More Resources

Toward a new landscape of systems management in an autonomic computing environment.


by Lanfranchi, Giovanni^Della Peruta, Pietro^Perrone, Antonio^Calvanese, Diego
IBM Systems Journal • March, 2003 •

Problems cannot be solved at the same level of awareness that created them.

--Albert Einstein

The information technology (IT) infrastructure that supports business systems today continues to evolve at a breakneck pace, with the integration of new devices, servers, and applications creating highly complex systems. Systems management needs to similarly evolve in order to cope with this increasing complexity in IT. Management tools need to become "smarter" if they are to drive successful business systems. Performance and availability management tools are, in particular, key enablers of an efficient and profitable business. A business cannot execute efficiently unless the mission-critical business applications and the supporting middleware and operating systems are available and performing well. Any component failure or poor performance could adversely impact the business.

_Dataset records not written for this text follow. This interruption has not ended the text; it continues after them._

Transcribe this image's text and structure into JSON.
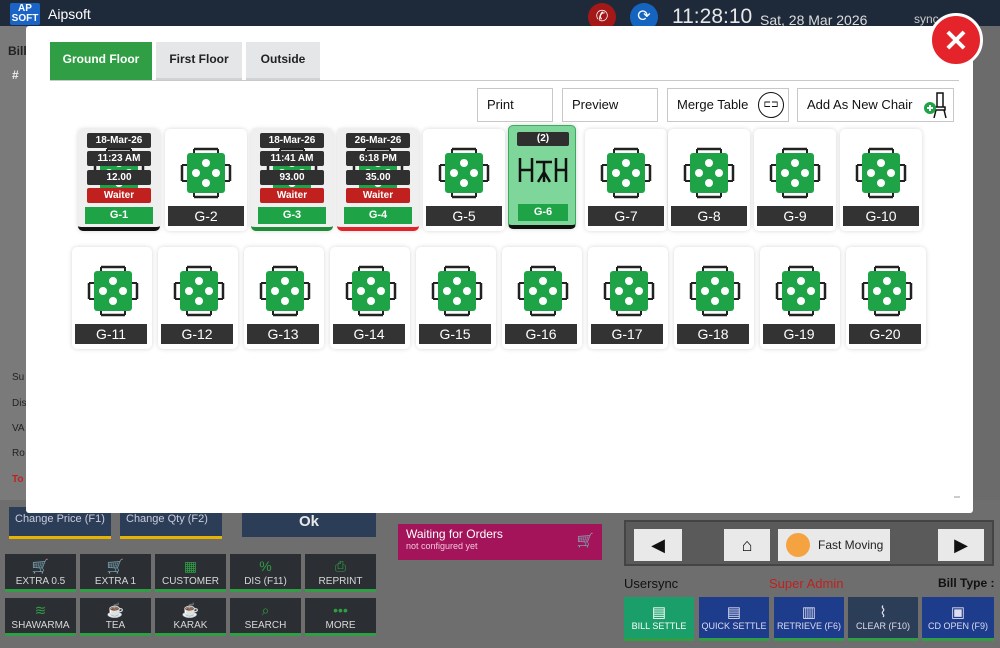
{
  "app": {
    "title": "Aipsoft",
    "logo": "AP SOFT",
    "time": "11:28:10",
    "date": "Sat, 28 Mar 2026",
    "sync_user": "sync"
  },
  "background": {
    "left_labels": [
      "Bill",
      "#",
      "Su",
      "Dis",
      "VA",
      "Ro",
      "To"
    ],
    "price_buttons": [
      "Change Price (F1)",
      "Change Qty (F2)"
    ],
    "ok_label": "Ok",
    "waiting": {
      "title": "Waiting for Orders",
      "subtitle": "not configured yet"
    },
    "fast_moving": "Fast Moving",
    "quick_buttons": [
      {
        "label": "EXTRA 0.5",
        "icon": "cart-icon"
      },
      {
        "label": "EXTRA 1",
        "icon": "cart-icon"
      },
      {
        "label": "CUSTOMER",
        "icon": "customer-icon"
      },
      {
        "label": "DIS (F11)",
        "icon": "percent-icon"
      },
      {
        "label": "REPRINT",
        "icon": "printer-icon"
      },
      {
        "label": "SHAWARMA",
        "icon": "food-icon"
      },
      {
        "label": "TEA",
        "icon": "cup-icon"
      },
      {
        "label": "KARAK",
        "icon": "cup-icon"
      },
      {
        "label": "SEARCH",
        "icon": "search-icon"
      },
      {
        "label": "MORE",
        "icon": "more-icon"
      }
    ],
    "user_label": "User",
    "user_name": "sync",
    "role": "Super Admin",
    "bill_type_label": "Bill Type :",
    "settle_buttons": [
      "BILL SETTLE",
      "QUICK SETTLE",
      "RETRIEVE (F6)",
      "CLEAR (F10)",
      "CD OPEN (F9)"
    ]
  },
  "modal": {
    "tabs": [
      "Ground Floor",
      "First Floor",
      "Outside"
    ],
    "active_tab": "Ground Floor",
    "actions": [
      "Print",
      "Preview",
      "Merge Table",
      "Add As New Chair"
    ],
    "tables_row1": [
      {
        "name": "G-1",
        "state": "busy",
        "date": "18-Mar-26",
        "time": "11:23 AM",
        "amount": "12.00",
        "waiter": "Waiter",
        "status_color": "#111111"
      },
      {
        "name": "G-2",
        "state": "free"
      },
      {
        "name": "G-3",
        "state": "busy",
        "date": "18-Mar-26",
        "time": "11:41 AM",
        "amount": "93.00",
        "waiter": "Waiter",
        "status_color": "#1f8c37"
      },
      {
        "name": "G-4",
        "state": "busy",
        "date": "26-Mar-26",
        "time": "6:18 PM",
        "amount": "35.00",
        "waiter": "Waiter",
        "status_color": "#e2232a"
      },
      {
        "name": "G-5",
        "state": "free"
      },
      {
        "name": "G-6",
        "state": "merged",
        "count": "(2)"
      },
      {
        "name": "G-7",
        "state": "free"
      },
      {
        "name": "G-8",
        "state": "free"
      },
      {
        "name": "G-9",
        "state": "free"
      },
      {
        "name": "G-10",
        "state": "free"
      }
    ],
    "tables_row2": [
      {
        "name": "G-11"
      },
      {
        "name": "G-12"
      },
      {
        "name": "G-13"
      },
      {
        "name": "G-14"
      },
      {
        "name": "G-15"
      },
      {
        "name": "G-16"
      },
      {
        "name": "G-17"
      },
      {
        "name": "G-18"
      },
      {
        "name": "G-19"
      },
      {
        "name": "G-20"
      }
    ]
  },
  "colors": {
    "accent_green": "#2f9e44",
    "close_red": "#e4232a",
    "waiter_red": "#c0211f"
  }
}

To minimize the business downtime, the speedy execution of the appropriate corrective action is needed. An important component of performance and availability management is the monitoring of the system in order to detect anomalies as soon as they occur and to take the necessary corrective actions (e.g., restore the failing objects to their desired state, or activate backup resources). The monitoring and the taking of corrective action should be optimized with respect to the overall objectives of the entire business system. Whenever feasible, systems management tools with predictive capabilities should be used in order to detect future problem states, and to allow action to be taken before a failure occurs and adversely impacts users.

When the tools monitoring the system resources simply collect raw data (e.g., performance metrics), it can be difficult to draw any conclusion about the health of a system. A graphical performance monitor or an event viewer tool can be useful, but only if a skilled administrator is able to interpret the information provided, and to determine if a problem exists or not. Only an experienced administrator has the ability to correlate the appropriate domain knowledge with the data collected, such as metrics and events, and come up with answers to questions such as: Is there a memory bottleneck?, What is its cause?, and How can I fix it? In the current monitoring environment, the system administrator inherently owns the best practices and applies them in order to identify and cure problems.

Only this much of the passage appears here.